Love of the Land from Mentors to Youth
Valarie Morris
for New Mexico Free Press
April 29, 2009
Pilar Trujillo, Youth Coordinator for the New Mexico Acequia Association (NMAA), is always on the go in her work to help protect the communal irrigation systems.
She travels to the Seed Exchange event in Española, which NMAA helped organize, provides logistical support for youth so they can participate in the many activities offered by the Sembrando Semillas [Planting Seeds] Program, and attends Food Justice conferences as far away as Puerto Rico. Trujillo emphasizes that it is the support of her community that allows her to do this important work.
Maintaining the integrity of the acequia indo-hispano culture and growing food are the cornerstones of the NMAA. From the pre-Spanish colonial days 400 years ago across the generations, the intermingled acequia communities have developed a unique water management style designed for the local environment to optimize food production.
This is the legacy that Trujillo and the NMAA perpetuate in their efforts to increase the number of acequia parciantes, the people who share the irrigation water supply. Committed to giving youth hands-on experience to learn about and return to the farming and ranching traditions of their ancestors, Trujillo especially wants the youth to "develop a sense of querencia — love of the land."

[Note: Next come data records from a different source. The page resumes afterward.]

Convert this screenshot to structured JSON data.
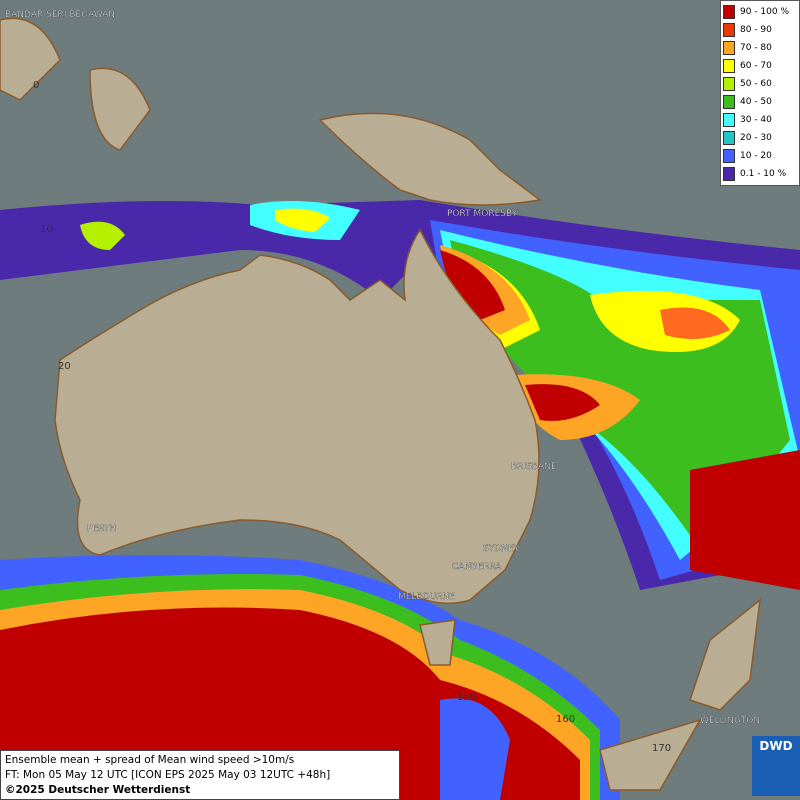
{
  "legend": [
    {
      "label": "90 - 100 %",
      "color": "#c00000"
    },
    {
      "label": "80 - 90",
      "color": "#e83a00"
    },
    {
      "label": "70 - 80",
      "color": "#ffa526"
    },
    {
      "label": "60 - 70",
      "color": "#ffff00"
    },
    {
      "label": "50 - 60",
      "color": "#b4f000"
    },
    {
      "label": "40 - 50",
      "color": "#3cbe1e"
    },
    {
      "label": "30 - 40",
      "color": "#44ffff"
    },
    {
      "label": "20 - 30",
      "color": "#22c4c4"
    },
    {
      "label": "10 - 20",
      "color": "#4262ff"
    },
    {
      "label": "0.1 - 10 %",
      "color": "#4a28aa"
    }
  ],
  "cities": [
    "BANDAR SERI BEGAWAN",
    "PORT MORESBY",
    "BRISBANE",
    "PERTH",
    "SYDNEY",
    "CANBERRA",
    "MELBOURNE",
    "WELLINGTON"
  ],
  "grid_labels": [
    "0",
    "10",
    "20",
    "150",
    "160",
    "170"
  ],
  "footer": [
    "Ensemble mean + spread of Mean wind speed >10m/s",
    "FT: Mon 05 May 12 UTC [ICON EPS 2025 May 03 12UTC +48h]",
    "©2025 Deutscher Wetterdienst"
  ],
  "logo": "DWD"
}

Current Sembrando Semillas agricultural projects are located in Pecos, Chamisal, North of Questa, and Mora in New Mexico. The San Luis site is located at the southern part of Colorado. Trujillo, who has a degree in Environmental Studies, also works on her family's farm in Chimayo.
Youth participants range in age from 12 to 20 with usually an equal number of girls and boys. All receive a small stipend. Although most interns attend middle or high school, youth of all ages are invited to participate. Nearly 20 interns are now active in the program under the guidance of six maestros, the mentors who sometimes are husband and wife teams.

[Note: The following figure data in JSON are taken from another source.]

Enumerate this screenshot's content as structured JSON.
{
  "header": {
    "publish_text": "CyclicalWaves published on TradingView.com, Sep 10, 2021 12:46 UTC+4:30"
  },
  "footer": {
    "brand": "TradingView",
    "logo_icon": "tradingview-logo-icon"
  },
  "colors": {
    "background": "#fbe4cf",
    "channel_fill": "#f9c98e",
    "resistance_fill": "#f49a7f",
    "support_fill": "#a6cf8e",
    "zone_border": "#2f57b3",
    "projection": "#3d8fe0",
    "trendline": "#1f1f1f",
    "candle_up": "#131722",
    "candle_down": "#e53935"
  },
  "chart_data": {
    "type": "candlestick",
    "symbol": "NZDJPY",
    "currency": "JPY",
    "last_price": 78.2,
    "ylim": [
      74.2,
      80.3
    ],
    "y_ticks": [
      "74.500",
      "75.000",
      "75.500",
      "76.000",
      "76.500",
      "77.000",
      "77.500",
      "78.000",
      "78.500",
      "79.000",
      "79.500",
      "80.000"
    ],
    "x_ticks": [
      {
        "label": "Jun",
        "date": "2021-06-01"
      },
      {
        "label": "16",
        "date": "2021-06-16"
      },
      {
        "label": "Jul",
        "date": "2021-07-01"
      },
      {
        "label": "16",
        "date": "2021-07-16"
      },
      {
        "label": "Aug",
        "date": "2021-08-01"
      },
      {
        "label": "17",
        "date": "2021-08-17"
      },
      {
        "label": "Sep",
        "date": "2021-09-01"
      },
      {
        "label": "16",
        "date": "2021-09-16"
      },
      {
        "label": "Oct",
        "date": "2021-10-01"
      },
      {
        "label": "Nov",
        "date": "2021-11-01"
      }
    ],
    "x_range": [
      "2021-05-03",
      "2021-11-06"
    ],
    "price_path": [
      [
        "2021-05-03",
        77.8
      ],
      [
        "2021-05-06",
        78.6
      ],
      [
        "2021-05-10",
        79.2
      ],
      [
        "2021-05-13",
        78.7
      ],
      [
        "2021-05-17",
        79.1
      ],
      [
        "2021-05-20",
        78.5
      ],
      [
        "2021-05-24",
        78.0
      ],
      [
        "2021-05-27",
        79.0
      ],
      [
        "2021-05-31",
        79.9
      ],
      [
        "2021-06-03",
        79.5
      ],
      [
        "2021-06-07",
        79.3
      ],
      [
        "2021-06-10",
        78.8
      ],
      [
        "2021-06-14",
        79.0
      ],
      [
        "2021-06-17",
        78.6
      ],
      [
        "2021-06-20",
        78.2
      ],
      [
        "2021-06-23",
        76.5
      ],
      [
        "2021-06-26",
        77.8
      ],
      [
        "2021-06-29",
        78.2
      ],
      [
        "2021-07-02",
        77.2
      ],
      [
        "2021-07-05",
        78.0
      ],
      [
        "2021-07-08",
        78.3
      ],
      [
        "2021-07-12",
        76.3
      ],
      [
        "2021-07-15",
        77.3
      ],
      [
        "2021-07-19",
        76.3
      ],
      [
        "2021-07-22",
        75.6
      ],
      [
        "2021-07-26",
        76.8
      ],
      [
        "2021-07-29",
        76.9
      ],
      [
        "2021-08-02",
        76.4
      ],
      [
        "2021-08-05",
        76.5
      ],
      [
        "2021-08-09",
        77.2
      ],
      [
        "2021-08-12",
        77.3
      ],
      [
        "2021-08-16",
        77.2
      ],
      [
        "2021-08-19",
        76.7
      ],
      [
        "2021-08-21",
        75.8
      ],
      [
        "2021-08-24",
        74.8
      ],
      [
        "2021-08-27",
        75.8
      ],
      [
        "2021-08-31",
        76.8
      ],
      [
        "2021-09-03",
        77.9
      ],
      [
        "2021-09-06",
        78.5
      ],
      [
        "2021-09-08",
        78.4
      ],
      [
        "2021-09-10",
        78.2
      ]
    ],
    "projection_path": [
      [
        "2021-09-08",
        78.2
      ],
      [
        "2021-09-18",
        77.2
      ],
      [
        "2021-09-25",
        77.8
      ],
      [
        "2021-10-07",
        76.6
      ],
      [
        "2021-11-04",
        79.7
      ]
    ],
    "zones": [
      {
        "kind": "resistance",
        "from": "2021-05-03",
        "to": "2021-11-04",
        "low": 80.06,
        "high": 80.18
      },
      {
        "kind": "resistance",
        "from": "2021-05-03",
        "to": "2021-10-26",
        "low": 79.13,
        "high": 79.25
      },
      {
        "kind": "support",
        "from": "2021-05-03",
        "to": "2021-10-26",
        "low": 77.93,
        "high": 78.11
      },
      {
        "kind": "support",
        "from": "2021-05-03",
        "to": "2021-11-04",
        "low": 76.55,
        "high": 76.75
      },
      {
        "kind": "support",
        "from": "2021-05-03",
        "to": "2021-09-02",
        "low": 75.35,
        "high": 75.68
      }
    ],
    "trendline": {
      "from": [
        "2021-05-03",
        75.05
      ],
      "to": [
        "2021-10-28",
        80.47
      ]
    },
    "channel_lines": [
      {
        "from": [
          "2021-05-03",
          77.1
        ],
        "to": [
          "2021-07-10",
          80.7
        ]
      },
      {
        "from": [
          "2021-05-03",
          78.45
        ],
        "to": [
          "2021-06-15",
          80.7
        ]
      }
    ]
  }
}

In the Sembrando Semillas Program, the maestros walk the interns through the agricultural season. It begins with clearing the fields, cleaning the irrigation ditches (acequias), and then plowing, discing, and tilling the soil.
Seed cleaning comes next, followed by planting, irrigating, weeding, harvesting, food processing, and finally storing the food. Trujillo points out that saving seeds from year to year and sharing them with others in the community for plentiful new harvests is key to the tradition.
Cattle ranching, integral to the youth program, has a year-round focus. Activities include calving, planting alfalfa, taking the cattle to the sierras to graze in the summer, bringing them back down to the ranch, feeding them, and applying established cattle husbandry practices.
Trujillo enthusiastically describes the other projects she plans for the youth, like the cambalache where groups bring food to share for a meal. Later this year in Chamisal, interns will make a horno, an outdoor oven. Backpacking events are frequently on the agenda. "I also encourage the interns to attend youth leadership and youth agricultural conferences," which are sometimes out of state, Trujillo said.
Trujillo helps the interns document their experiences through digital storytelling videos. "In the past," she said, "interns have won 2nd and 3rd place in the ESE! [Española Showing Excellence] Video Festival." This year a youth from Sembrando Semillas will be showing his video about flood irrigation in the festival.
The public is invited to watch a free showing of the 31 short videos submitted for the festival on May 1 in Española at Northern New Mexico College, Center for the Arts Auditorium from 7 to 9 p.m.